- Taxation of Cryptoasset Profits
Taxation of Cryptoasset Profits
Taxation of Cryptoasset Profits8th January 2021 - Published by Kuits Tax Investigations & Fraud team
With record highs for the value of Bitcoin and other cryptocurrency assets and associated profit taking, the taxation of profits must be considered by every investor.
When crypto assets first emerged it was unclear as to the correct taxation of crypto profits. Some argued investing in such assets was akin to gambling and was not taxable at all. However HMRC has issued guidance on their view on the taxation of such profits.
The guidance makes it clear that for individuals in most cases crypto gains are taxable to Capital Gains Tax rather than Income Tax or not being taxable at all.
In some circumstances Income Tax might apply for example if someone is day trading crypto assets and this needs to be carefully considered prior to completing tax returns. One area that wouldn’t currently be taxable is spread betting on crypto assets.
What are common investor mistakes?
The most common mistake crypto investors make is thinking that it is only when crypto assets are converted into fiat currencies that a taxable event occurs. HMRC are clear that trading one cryptocurrency for another triggers an individual taxable event.
This can lead to some taxpayers having multiple tax events through the year as they move between currencies of balance portfolios without ever converting the currency into fiat.
The UK Tax year runs 6th April to 5th April the following year. Assuming Capital Gains Tax applies then total net gains less total net losses on disposals during the tax year are taxable.
There is an annual Capital Gains Tax allowance per individual each year, £12,300 for tax year 20/21, which is tax free. This can be deducted from the overall net gains before tax is calculated assuming the allowance hasn’t been used against gains on other assets disposed of.
Tax is then at 10 or 20% or a mixture of both depending on what income the taxpayer has. The tax is payable on the overall net gains less the available annual allowance.
Where net losses are made in a given year it may be possible to carry those losses forward or backwards to other tax years or use them against gains made on other assets but the rules on this can be complicated.
Points to note
The above tax treatment may differ for the following individuals:
- Those resident but not domiciled in the UK
- Those not resident but domiciled in the UK
- Those neither resident nor domiciled in the UK
If overall net gains exceed the available annual allowance or if total disposals, whether creating a gain or loss, exceed four times the annual exemption then a tax return must be completed including the Capital Gains tax pages and submitted by 31st January of the year following the tax year in question, e.g. disposals in tax year 19/20 must be reported by 31st January 2021.

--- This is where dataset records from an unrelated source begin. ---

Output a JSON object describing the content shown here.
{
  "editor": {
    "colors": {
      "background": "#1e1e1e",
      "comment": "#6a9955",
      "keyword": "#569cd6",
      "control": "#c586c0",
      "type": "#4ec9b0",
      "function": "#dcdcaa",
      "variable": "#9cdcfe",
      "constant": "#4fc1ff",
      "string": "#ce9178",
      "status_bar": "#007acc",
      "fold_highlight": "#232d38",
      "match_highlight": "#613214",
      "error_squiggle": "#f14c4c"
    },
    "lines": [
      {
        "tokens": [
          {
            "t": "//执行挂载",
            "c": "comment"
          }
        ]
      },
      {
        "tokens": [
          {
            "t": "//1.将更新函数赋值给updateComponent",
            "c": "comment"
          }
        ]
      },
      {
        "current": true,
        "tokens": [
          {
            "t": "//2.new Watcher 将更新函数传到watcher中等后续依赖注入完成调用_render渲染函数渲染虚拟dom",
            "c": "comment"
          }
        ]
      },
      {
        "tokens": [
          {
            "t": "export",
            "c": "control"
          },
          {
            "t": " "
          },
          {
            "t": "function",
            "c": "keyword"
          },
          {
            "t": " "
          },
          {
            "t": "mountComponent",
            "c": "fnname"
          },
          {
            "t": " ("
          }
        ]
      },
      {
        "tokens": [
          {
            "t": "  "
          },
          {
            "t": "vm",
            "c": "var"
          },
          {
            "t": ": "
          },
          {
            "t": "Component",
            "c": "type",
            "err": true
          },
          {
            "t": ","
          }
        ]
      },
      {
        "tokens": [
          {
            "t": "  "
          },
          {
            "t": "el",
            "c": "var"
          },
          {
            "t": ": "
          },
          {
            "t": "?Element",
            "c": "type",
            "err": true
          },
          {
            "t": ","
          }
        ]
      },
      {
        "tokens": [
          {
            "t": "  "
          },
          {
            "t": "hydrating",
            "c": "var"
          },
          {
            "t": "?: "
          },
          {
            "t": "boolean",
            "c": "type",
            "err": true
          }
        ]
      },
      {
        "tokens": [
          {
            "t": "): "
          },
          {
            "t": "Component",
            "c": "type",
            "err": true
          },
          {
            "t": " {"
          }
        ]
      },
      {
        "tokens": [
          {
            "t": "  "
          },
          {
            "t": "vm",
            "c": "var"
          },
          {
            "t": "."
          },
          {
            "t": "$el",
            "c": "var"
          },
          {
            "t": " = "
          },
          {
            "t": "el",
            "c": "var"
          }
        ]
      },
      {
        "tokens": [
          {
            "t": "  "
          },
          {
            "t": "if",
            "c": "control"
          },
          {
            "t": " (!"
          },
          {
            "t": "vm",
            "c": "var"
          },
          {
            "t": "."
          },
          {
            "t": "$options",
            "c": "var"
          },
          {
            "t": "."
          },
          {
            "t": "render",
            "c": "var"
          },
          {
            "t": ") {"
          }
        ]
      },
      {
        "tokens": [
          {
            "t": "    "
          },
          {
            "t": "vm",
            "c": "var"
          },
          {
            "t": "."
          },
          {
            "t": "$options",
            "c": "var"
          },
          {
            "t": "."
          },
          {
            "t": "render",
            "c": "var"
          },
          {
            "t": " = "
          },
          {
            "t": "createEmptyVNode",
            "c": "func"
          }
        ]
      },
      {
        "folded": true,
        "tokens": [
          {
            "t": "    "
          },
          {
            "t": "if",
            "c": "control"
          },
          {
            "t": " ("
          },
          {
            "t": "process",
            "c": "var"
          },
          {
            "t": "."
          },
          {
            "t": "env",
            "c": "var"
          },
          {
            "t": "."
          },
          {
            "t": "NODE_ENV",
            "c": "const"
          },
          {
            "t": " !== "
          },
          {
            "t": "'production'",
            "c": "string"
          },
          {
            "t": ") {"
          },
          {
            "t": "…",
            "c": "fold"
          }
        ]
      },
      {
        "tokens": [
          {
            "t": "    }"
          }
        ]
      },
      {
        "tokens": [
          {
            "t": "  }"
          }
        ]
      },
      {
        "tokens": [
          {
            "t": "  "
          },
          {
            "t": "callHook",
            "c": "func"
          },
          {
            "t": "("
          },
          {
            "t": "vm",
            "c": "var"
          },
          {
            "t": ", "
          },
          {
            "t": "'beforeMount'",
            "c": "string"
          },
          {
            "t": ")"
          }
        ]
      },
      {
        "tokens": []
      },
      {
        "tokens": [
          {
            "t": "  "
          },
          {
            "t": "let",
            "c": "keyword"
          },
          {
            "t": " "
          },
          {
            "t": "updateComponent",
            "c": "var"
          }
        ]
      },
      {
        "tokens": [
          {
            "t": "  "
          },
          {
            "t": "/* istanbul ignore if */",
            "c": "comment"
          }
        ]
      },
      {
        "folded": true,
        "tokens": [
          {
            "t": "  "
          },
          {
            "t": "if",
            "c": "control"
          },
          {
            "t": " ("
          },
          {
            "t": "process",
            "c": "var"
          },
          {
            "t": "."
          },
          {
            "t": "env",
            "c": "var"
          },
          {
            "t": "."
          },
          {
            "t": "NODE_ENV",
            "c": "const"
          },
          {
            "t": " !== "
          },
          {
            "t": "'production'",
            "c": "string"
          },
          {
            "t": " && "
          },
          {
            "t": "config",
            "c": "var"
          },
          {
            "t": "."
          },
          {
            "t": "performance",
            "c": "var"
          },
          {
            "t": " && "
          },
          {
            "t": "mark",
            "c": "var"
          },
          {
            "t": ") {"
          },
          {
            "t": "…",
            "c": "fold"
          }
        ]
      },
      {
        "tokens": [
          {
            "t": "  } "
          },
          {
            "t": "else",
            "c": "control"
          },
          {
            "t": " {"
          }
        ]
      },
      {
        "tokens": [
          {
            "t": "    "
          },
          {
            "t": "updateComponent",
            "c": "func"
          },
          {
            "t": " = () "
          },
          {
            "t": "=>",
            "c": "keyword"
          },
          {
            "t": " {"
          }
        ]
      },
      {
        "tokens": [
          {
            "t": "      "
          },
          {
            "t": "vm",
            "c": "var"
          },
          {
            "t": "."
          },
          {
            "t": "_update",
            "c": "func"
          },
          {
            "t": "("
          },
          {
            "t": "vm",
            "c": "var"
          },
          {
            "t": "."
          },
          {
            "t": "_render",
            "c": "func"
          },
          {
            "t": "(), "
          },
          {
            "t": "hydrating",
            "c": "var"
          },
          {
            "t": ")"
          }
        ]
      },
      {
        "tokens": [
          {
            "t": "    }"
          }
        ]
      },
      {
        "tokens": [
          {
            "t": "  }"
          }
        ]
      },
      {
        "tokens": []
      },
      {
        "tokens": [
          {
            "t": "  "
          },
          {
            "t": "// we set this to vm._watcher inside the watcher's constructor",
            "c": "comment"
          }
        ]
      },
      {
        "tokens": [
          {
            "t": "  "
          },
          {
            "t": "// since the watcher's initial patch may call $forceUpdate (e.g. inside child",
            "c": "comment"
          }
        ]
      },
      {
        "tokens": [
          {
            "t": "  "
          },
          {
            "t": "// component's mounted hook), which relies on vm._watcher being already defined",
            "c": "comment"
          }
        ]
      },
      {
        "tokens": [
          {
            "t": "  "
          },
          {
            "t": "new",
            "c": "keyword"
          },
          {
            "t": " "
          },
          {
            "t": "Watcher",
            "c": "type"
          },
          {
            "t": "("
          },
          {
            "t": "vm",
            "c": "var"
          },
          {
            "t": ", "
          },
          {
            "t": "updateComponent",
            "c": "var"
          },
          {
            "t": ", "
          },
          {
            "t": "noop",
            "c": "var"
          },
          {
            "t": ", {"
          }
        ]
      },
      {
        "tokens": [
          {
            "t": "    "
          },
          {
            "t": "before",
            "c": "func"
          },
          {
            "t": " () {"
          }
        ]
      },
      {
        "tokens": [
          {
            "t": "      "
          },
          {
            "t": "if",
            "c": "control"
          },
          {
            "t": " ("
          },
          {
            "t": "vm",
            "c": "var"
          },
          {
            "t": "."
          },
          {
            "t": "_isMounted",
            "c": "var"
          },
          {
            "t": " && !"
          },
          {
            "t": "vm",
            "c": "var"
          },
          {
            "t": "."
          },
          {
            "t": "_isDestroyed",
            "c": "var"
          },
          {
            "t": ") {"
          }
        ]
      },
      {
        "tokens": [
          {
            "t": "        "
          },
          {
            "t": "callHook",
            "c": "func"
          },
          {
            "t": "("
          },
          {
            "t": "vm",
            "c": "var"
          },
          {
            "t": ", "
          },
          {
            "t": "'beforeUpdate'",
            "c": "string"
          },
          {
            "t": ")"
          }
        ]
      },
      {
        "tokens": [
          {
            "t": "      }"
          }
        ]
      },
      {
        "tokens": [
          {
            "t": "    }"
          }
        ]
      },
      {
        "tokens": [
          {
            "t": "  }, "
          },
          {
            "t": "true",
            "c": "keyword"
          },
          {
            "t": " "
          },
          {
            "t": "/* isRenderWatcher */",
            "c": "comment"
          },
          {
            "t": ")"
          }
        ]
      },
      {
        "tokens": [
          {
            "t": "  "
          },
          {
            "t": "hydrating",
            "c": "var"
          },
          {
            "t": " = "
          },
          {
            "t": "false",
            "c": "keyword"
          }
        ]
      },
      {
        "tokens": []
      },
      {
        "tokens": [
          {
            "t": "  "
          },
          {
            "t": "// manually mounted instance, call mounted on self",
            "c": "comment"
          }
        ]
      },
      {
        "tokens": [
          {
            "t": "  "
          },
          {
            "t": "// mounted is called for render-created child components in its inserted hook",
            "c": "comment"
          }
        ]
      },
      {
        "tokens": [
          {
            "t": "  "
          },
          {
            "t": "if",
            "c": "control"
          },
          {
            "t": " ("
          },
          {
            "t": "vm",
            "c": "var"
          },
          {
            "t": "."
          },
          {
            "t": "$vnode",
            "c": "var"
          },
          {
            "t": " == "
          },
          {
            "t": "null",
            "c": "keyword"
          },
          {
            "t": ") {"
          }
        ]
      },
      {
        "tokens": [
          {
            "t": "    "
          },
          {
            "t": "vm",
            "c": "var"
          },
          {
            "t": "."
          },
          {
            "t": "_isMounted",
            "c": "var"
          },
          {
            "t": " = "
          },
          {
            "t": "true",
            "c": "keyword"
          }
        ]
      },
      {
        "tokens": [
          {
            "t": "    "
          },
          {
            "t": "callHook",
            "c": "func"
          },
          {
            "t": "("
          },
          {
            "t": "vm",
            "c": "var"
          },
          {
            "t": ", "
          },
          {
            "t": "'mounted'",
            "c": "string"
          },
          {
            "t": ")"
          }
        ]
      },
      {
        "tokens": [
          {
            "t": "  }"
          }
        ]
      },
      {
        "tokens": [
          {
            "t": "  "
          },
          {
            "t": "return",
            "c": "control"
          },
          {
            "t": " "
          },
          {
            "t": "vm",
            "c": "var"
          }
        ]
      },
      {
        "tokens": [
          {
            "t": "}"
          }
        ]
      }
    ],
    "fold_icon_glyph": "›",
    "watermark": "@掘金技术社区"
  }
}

The tax is also payable by the 31st January and there are penalties for late filing and interest for late payment of tax.
Where tax returns and tax have not been paid and submitted by the 31st January deadline it may be possible to submit late returns but a disclosure to HMRC may be necessary to deal with historic taxes.
It should be noted that dependant on behaviours HMRC can go back up to 20 years for unpaid tax and can levy penalties of up to 200% of the tax due.
Some investors may take the view that HMRC won’t become aware of crypto profits and therefore choose to ignore any tax issues they have. There are various ways HMRC will become aware of crypto assets including:
- Reports directly from banks where transfers to or from crypto exchanges occur
- HMRC becoming aware of ownership of other assets funded by crypto profits
- Information obtained by HMRC directly or indirectly from crypto exchanges
Penalties are much lower and disclosure periods often shorter where voluntary disclosures are made. Deliberate failure to return crypto profits may lead to criminal investigation and prosecution.
Given that gains on crypto assets can be substantial early consideration should be given to means of legitimately mitigating future taxation including:
- Making use of own and family members’ tax allowances
- Using investment structures such as companies
- Planning for those moving to or leaving the UK.